По проходу шёл блоковый в сопровождении штубовых (прим.: старшие по Stube — комнатам, «отсекам»). Палками и пинками они загоняли на нары тех, кто не нашёл себе места. Слышались мат, крики, стоны. Когда прошли мимо, Батя продолжил, кивнув в сторону прохода:
— Дух лагеря — дух ненависти, унижения и уничтожения личности. Лагерного персонала опасайся. Эти пособники эсэсовцев в большинстве своем уголовники или одичавшие в лагере подонки — садисты похлеще эсэсовцев, озверевшие от безнаказанных и поощряемых истязаний и убийств. Чтобы сохранить свое место, заработать пачку сигарет или буханку хлеба, штубовые и их прихлебатели выдадут командира, комиссара или еврея, саботажника или тех, кто думает о побеге, отправят «мусульманина» (прим.: доходягу) в крематорий. Они издеваются над слабыми, желая показать свою власть и превосходство.
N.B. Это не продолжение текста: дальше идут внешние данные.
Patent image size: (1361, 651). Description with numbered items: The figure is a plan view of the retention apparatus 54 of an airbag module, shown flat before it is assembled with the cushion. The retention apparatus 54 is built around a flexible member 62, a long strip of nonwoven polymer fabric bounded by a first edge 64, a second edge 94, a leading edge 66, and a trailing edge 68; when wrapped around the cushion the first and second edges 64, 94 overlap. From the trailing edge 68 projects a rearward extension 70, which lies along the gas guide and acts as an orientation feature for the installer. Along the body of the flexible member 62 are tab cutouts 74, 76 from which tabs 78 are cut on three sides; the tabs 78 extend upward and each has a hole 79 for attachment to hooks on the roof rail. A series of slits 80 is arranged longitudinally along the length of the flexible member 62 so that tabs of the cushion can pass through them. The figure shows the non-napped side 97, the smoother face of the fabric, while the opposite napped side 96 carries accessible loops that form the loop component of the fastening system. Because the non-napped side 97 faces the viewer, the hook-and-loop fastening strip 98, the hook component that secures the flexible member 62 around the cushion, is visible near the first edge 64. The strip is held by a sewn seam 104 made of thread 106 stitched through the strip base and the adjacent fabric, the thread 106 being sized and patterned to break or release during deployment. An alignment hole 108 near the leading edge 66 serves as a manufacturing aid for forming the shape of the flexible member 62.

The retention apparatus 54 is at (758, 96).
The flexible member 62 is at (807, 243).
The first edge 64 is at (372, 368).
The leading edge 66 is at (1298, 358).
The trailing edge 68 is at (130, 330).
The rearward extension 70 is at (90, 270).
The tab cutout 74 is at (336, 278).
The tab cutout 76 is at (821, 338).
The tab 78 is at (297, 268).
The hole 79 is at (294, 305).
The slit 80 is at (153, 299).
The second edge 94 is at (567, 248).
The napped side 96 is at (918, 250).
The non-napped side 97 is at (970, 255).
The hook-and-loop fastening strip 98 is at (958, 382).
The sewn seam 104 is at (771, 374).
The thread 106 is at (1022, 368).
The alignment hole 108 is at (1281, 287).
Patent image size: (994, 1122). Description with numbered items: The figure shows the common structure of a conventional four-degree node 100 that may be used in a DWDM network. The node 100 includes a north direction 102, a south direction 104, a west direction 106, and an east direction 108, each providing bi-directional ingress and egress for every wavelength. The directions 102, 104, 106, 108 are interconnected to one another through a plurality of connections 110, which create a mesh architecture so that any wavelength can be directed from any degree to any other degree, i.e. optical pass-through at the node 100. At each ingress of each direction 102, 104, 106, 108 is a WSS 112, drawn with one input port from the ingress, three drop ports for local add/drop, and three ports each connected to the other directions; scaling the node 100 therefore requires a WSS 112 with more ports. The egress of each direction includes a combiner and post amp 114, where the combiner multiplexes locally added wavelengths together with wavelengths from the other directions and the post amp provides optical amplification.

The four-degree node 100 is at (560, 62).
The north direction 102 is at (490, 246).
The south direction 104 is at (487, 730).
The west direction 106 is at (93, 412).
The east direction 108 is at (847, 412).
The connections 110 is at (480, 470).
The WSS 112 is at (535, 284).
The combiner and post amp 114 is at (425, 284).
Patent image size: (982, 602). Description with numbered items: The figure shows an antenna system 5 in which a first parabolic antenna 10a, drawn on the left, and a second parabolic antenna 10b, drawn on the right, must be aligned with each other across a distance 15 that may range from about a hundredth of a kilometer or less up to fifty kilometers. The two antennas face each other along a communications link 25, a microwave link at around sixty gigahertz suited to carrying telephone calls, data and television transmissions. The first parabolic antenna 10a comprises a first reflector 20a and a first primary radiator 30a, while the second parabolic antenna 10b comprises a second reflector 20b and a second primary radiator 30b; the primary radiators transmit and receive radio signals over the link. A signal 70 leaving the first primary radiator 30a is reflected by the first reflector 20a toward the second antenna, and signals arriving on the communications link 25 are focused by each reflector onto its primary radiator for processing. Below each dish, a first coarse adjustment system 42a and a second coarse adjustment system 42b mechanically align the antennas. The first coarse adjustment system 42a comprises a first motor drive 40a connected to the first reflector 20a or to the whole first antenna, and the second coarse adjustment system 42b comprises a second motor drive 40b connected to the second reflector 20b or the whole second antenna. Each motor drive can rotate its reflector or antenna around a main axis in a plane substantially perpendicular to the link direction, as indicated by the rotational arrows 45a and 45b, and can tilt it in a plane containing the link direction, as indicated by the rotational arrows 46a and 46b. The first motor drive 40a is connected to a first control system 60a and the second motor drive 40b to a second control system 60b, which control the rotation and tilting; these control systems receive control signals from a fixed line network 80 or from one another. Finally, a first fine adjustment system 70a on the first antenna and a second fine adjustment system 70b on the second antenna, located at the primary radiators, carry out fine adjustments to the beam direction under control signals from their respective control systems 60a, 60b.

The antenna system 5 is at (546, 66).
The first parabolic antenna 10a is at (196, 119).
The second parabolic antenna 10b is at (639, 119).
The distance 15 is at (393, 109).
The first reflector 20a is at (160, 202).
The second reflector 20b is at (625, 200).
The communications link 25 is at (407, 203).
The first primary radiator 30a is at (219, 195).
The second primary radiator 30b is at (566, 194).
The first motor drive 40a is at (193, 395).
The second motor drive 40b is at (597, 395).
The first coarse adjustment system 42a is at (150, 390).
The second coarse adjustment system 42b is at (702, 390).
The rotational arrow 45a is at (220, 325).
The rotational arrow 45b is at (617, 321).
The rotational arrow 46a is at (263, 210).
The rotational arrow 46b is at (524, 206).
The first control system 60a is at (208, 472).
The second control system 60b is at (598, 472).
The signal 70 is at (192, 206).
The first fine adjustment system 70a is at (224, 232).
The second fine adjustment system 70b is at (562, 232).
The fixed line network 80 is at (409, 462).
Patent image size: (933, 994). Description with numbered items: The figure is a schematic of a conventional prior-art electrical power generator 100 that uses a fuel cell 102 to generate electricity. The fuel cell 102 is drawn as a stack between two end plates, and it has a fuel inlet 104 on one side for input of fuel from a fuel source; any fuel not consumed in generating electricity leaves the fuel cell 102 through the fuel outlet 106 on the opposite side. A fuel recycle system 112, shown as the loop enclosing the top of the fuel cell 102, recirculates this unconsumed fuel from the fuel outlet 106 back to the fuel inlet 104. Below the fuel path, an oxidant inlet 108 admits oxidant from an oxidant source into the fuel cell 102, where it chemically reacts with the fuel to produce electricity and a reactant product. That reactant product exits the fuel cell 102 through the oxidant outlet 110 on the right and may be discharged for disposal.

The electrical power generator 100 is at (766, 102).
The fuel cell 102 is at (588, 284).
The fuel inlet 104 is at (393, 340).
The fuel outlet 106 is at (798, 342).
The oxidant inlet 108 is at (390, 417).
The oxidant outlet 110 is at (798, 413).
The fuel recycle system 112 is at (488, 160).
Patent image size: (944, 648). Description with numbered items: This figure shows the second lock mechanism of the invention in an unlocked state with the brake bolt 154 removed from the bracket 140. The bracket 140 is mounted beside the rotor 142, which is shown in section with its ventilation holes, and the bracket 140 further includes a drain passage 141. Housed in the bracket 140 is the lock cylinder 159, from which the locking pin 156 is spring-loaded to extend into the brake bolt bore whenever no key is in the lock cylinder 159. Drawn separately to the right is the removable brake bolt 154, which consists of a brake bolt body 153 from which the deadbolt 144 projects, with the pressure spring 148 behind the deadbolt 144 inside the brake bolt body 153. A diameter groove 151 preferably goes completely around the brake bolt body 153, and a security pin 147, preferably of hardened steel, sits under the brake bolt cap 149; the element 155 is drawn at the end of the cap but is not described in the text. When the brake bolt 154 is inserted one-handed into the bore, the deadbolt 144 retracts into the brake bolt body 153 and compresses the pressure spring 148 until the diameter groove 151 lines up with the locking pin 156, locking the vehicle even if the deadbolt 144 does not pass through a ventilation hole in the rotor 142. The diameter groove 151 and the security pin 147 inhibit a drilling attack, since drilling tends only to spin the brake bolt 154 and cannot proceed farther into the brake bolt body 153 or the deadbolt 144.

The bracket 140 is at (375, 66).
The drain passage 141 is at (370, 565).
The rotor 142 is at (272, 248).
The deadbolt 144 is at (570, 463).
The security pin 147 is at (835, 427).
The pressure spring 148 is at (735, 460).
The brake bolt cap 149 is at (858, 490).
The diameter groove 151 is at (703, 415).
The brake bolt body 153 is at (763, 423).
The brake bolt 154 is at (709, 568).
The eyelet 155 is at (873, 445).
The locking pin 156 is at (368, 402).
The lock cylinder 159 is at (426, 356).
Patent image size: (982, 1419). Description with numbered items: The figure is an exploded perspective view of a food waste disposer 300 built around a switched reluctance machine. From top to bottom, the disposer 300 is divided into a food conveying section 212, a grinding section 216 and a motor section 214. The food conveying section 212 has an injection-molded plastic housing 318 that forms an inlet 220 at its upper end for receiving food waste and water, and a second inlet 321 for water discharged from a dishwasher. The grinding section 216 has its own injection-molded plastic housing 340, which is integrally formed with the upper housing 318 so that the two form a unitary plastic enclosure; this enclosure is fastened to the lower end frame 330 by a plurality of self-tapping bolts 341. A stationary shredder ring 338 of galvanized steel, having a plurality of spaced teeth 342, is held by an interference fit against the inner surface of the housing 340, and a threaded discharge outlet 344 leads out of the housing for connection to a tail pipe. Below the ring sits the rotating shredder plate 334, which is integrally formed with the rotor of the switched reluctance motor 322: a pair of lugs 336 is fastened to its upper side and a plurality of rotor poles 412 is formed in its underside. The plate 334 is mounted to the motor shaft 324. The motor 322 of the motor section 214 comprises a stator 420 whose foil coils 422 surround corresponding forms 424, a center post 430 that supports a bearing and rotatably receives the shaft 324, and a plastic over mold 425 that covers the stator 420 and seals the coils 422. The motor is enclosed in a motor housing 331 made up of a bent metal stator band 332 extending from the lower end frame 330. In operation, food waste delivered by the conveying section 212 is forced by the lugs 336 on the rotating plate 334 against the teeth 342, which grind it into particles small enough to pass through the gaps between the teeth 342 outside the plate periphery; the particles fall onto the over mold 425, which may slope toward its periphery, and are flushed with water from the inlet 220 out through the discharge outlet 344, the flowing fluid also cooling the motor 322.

Если заметят твой страх, душевную слабость, замучают до смерти. Они получают удовольствие, издеваясь над робкими.
— Пришлось мне в одном лагере вместе с гражданскими сидеть, — вспомнил Игнат. — Там был профессор из Польши, типичный интеллигент в очках. Немцы ненавидят интеллигентов, потому что чувствуют их интеллектуальное превосходство над собой. Эсэсовец увидел очкарика, спросил, кто он по специальности. «Профессор», — ответил поляк. «Наверное, читать и писать умеешь? Пойдём со мной». Отвёл его к сортиру. Заставил профессора руками выгребать нечистоты из переполненноей ямы и перекладывать в бочку. Профессора беспрерывно рвало… Диву даёшься, как это зверьё любит мучить людей!
Игнат замолчал, словно ещё раз переживая виденное издевательство.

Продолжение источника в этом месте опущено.